In recent years it has also shown appetite for office buildings it can reposition. It bought a tower at 320 Pitt St in Sydney’s CBD for $275 million and in 2016 agreed to buy Melbourne’s Southgate complex in a $578 million deal.

Heitman has also shown an appetite for Brisbane assets. In September, it teamed with the Abacus Property Group to buy the K1 city fringe office building in Brisbane for about $170 million.

The Quadra Pacific portfolio had been held 25 years by the Canadian vendor, which decided to sell the buildings to repatriate capital to Canada for other projects.

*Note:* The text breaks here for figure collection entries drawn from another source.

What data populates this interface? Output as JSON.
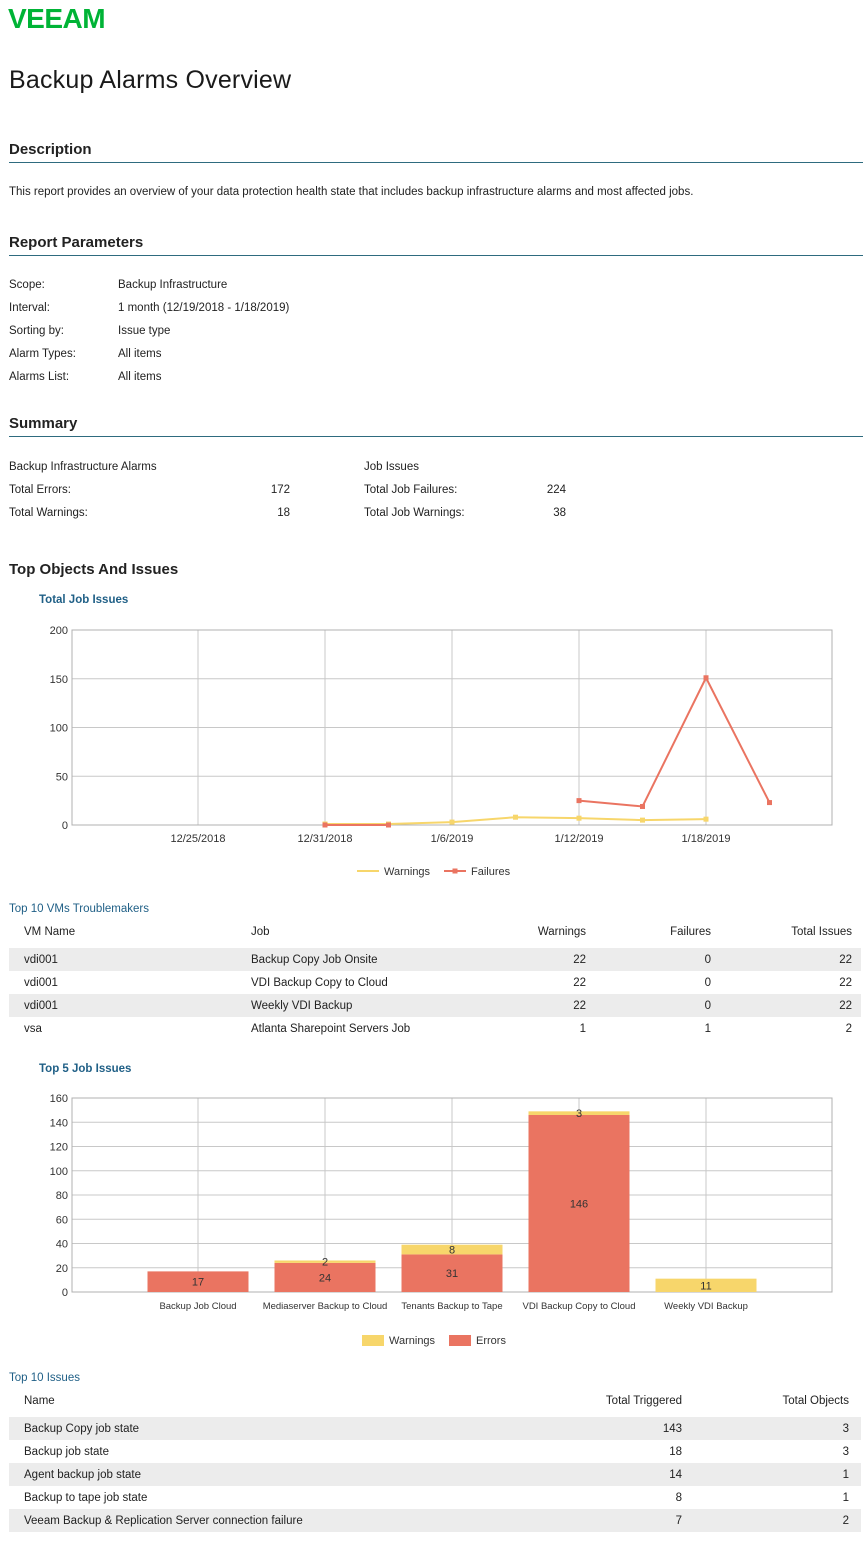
{
  "logo_text": "VEEAM",
  "title": "Backup Alarms Overview",
  "sections": {
    "description": "Description",
    "parameters": "Report Parameters",
    "summary": "Summary",
    "top": "Top Objects And Issues"
  },
  "description_text": "This report provides an overview of your data protection health state that includes backup infrastructure alarms and most affected jobs.",
  "parameters": [
    {
      "label": "Scope:",
      "value": "Backup Infrastructure"
    },
    {
      "label": "Interval:",
      "value": "1 month (12/19/2018 - 1/18/2019)"
    },
    {
      "label": "Sorting by:",
      "value": "Issue type"
    },
    {
      "label": "Alarm Types:",
      "value": "All items"
    },
    {
      "label": "Alarms List:",
      "value": "All items"
    }
  ],
  "summary": {
    "left": {
      "heading": "Backup Infrastructure Alarms",
      "rows": [
        {
          "label": "Total Errors:",
          "value": "172"
        },
        {
          "label": "Total Warnings:",
          "value": "18"
        }
      ]
    },
    "right": {
      "heading": "Job Issues",
      "rows": [
        {
          "label": "Total Job Failures:",
          "value": "224"
        },
        {
          "label": "Total Job Warnings:",
          "value": "38"
        }
      ]
    }
  },
  "colors": {
    "brand": "#00b336",
    "warnings": "#f7d66b",
    "failures": "#ea7461",
    "rule": "#2e6b7f",
    "link": "#1f5f86"
  },
  "chart_data": [
    {
      "type": "line",
      "title": "Total Job Issues",
      "x_ticks": [
        "12/25/2018",
        "12/31/2018",
        "1/6/2019",
        "1/12/2019",
        "1/18/2019"
      ],
      "ylim": [
        0,
        200
      ],
      "y_ticks": [
        0,
        50,
        100,
        150,
        200
      ],
      "grid": true,
      "legend": "bottom",
      "series": [
        {
          "name": "Warnings",
          "color": "#f7d66b",
          "points": [
            {
              "x": "12/31/2018",
              "y": 1
            },
            {
              "x": "1/3/2019",
              "y": 1
            },
            {
              "x": "1/6/2019",
              "y": 3
            },
            {
              "x": "1/9/2019",
              "y": 8
            },
            {
              "x": "1/12/2019",
              "y": 7
            },
            {
              "x": "1/15/2019",
              "y": 5
            },
            {
              "x": "1/18/2019",
              "y": 6
            }
          ]
        },
        {
          "name": "Failures",
          "color": "#ea7461",
          "points": [
            {
              "x": "12/31/2018",
              "y": 0
            },
            {
              "x": "1/3/2019",
              "y": 0
            },
            {
              "x": "1/12/2019",
              "y": 25
            },
            {
              "x": "1/15/2019",
              "y": 19
            },
            {
              "x": "1/18/2019",
              "y": 151
            },
            {
              "x": "1/21/2019",
              "y": 23
            }
          ]
        }
      ]
    },
    {
      "type": "bar",
      "stacked": true,
      "title": "Top 5 Job Issues",
      "categories": [
        "Backup Job Cloud",
        "Mediaserver Backup to Cloud",
        "Tenants Backup to Tape",
        "VDI Backup Copy to Cloud",
        "Weekly VDI Backup"
      ],
      "ylim": [
        0,
        160
      ],
      "y_ticks": [
        0,
        20,
        40,
        60,
        80,
        100,
        120,
        140,
        160
      ],
      "grid": true,
      "legend": "bottom",
      "series": [
        {
          "name": "Errors",
          "color": "#ea7461",
          "values": [
            17,
            24,
            31,
            146,
            0
          ]
        },
        {
          "name": "Warnings",
          "color": "#f7d66b",
          "values": [
            0,
            2,
            8,
            3,
            11
          ]
        }
      ]
    }
  ],
  "vms_table": {
    "title": "Top 10 VMs Troublemakers",
    "headers": [
      "VM Name",
      "Job",
      "Warnings",
      "Failures",
      "Total Issues"
    ],
    "rows": [
      [
        "vdi001",
        "Backup Copy Job Onsite",
        "22",
        "0",
        "22"
      ],
      [
        "vdi001",
        "VDI Backup Copy to Cloud",
        "22",
        "0",
        "22"
      ],
      [
        "vdi001",
        "Weekly VDI Backup",
        "22",
        "0",
        "22"
      ],
      [
        "vsa",
        "Atlanta Sharepoint Servers Job",
        "1",
        "1",
        "2"
      ]
    ]
  },
  "issues_table": {
    "title": "Top 10 Issues",
    "headers": [
      "Name",
      "Total Triggered",
      "Total Objects"
    ],
    "rows": [
      [
        "Backup Copy job state",
        "143",
        "3"
      ],
      [
        "Backup job state",
        "18",
        "3"
      ],
      [
        "Agent backup job state",
        "14",
        "1"
      ],
      [
        "Backup to tape job state",
        "8",
        "1"
      ],
      [
        "Veeam Backup & Replication Server connection failure",
        "7",
        "2"
      ]
    ]
  }
}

Both buildings were marketed for their future value-add opportunities, in keeping with Brisbane’s improving leasing market.

Both sport large site areas and a combined $26 million was invested in repositioning and upgrade works in recent years.

They are near Brisbane infrastructure projects — the Queen’s Wharf and Brisbane Live precincts and Dexus’ Waterfront Place — and the proposed Cross River Rail Albert Street Station.

The Mary St tower is a refurbished core-plus building in the city’s top performing office precinct. Five blocks uptown, 288 Edward St holds significant value-add potential as it sits across from Brisbane’s Central station.

Brisbane has drawn office buyers including Charter Hall, Britain’s M&G Real Estate, Goldman Sachs and EG Funds Management this year.